Intuitive wisdom can ultimately be considered a product of whole body functioning and therefore cannot be understood solely through the brain but by feeling how your body reacts to situations. It depends on the subtle messages and signals that the individual systems in your body are attuned to and how they translate that for your brain to understand. This can occur through gut feelings, dreams, reoccurring themes in your life, etc. there are many different ways that the greater wisdom of your whole body system will be able to communicate with you. Therefore it is important take time, to find stillness in which to feel the movements in your body. Notice the way that the subtle feelings in your body move with the ebb and flow of life.
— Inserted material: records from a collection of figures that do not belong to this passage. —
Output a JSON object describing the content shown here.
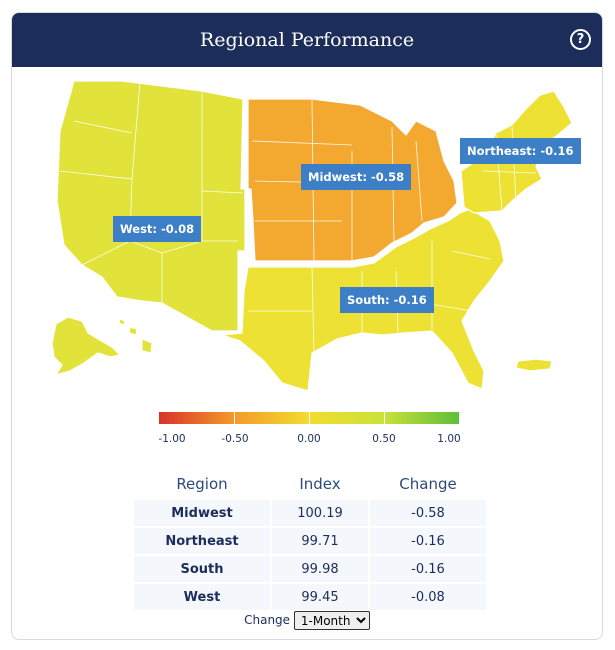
{
  "title": "Regional Performance",
  "help_icon": "question-circle-icon",
  "map": {
    "labels": [
      {
        "key": "midwest",
        "text": "Midwest: -0.58"
      },
      {
        "key": "northeast",
        "text": "Northeast: -0.16"
      },
      {
        "key": "west",
        "text": "West: -0.08"
      },
      {
        "key": "south",
        "text": "South: -0.16"
      }
    ],
    "colors": {
      "west": "#e2e33a",
      "midwest": "#f3a930",
      "south": "#ede234",
      "northeast": "#ede234"
    }
  },
  "legend": {
    "ticks": [
      "-1.00",
      "-0.50",
      "0.00",
      "0.50",
      "1.00"
    ],
    "colors": [
      "#d9332a",
      "#f39a2a",
      "#f2dc2e",
      "#c9e23a",
      "#5dbe3a"
    ]
  },
  "table": {
    "headers": {
      "region": "Region",
      "index": "Index",
      "change": "Change"
    },
    "rows": [
      {
        "region": "Midwest",
        "index": "100.19",
        "change": "-0.58"
      },
      {
        "region": "Northeast",
        "index": "99.71",
        "change": "-0.16"
      },
      {
        "region": "South",
        "index": "99.98",
        "change": "-0.16"
      },
      {
        "region": "West",
        "index": "99.45",
        "change": "-0.08"
      }
    ]
  },
  "controls": {
    "change_label": "Change",
    "selected": "1-Month"
  }
}
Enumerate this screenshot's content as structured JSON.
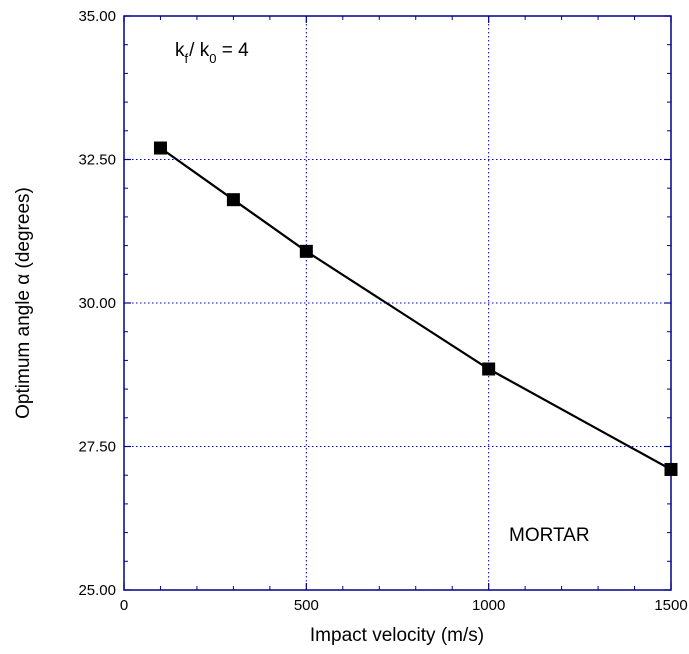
{
  "chart_data": {
    "type": "line",
    "xlabel": "Impact velocity (m/s)",
    "ylabel": "Optimum angle α (degrees)",
    "xlim": [
      0,
      1500
    ],
    "ylim": [
      25.0,
      35.0
    ],
    "x_ticks": [
      0,
      500,
      1000,
      1500
    ],
    "x_tick_labels": [
      "0",
      "500",
      "1000",
      "1500"
    ],
    "y_ticks": [
      25.0,
      27.5,
      30.0,
      32.5,
      35.0
    ],
    "y_tick_labels": [
      "25.00",
      "27.50",
      "30.00",
      "32.50",
      "35.00"
    ],
    "grid": true,
    "series": [
      {
        "x": [
          100,
          300,
          500,
          1000,
          1500
        ],
        "values": [
          32.7,
          31.8,
          30.9,
          28.85,
          27.1
        ],
        "marker": "square",
        "color": "#000000"
      }
    ],
    "annotations": {
      "ratio_k1": "k",
      "ratio_sub1": "f",
      "ratio_slash": "/ ",
      "ratio_k2": "k",
      "ratio_sub2": "0",
      "ratio_eq": " = 4",
      "material": "MORTAR"
    },
    "colors": {
      "frame": "#00008b",
      "grid": "#0000cc",
      "line": "#000000"
    }
  }
}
Synchronicities are thus multiple whole body systems operating on a harmonious frequency, communicating and interacting to create greater understandings. A space of stillness is crucial in best creating for your life as it not helps you to better act but also stops you to react. Finding space in your actions and not being so quick to react will mean that your decisions are based on your own consciousness rather than feeding into another persons. Often we also act from a place of the subconscious, when you react; you are simply perpetuating the inherent cycles of your life and not allowing for a space in which to grow. It is by taking a breath and connecting with how you feel in stillness of the moment that you may be able to break non-serving trends in your life and instead sense actions that may create actions that serve you as you create anew.
Mind is the Master-power that molds and makes, And Man is Mind, and evermore he takes the tool of thought, and, shaping what he wills brings forth a thousand joys, a thousand ills: — He thinks in secret, and it comes to pass: Environment is but his looking glass. – James Allen “As a man thinketh”.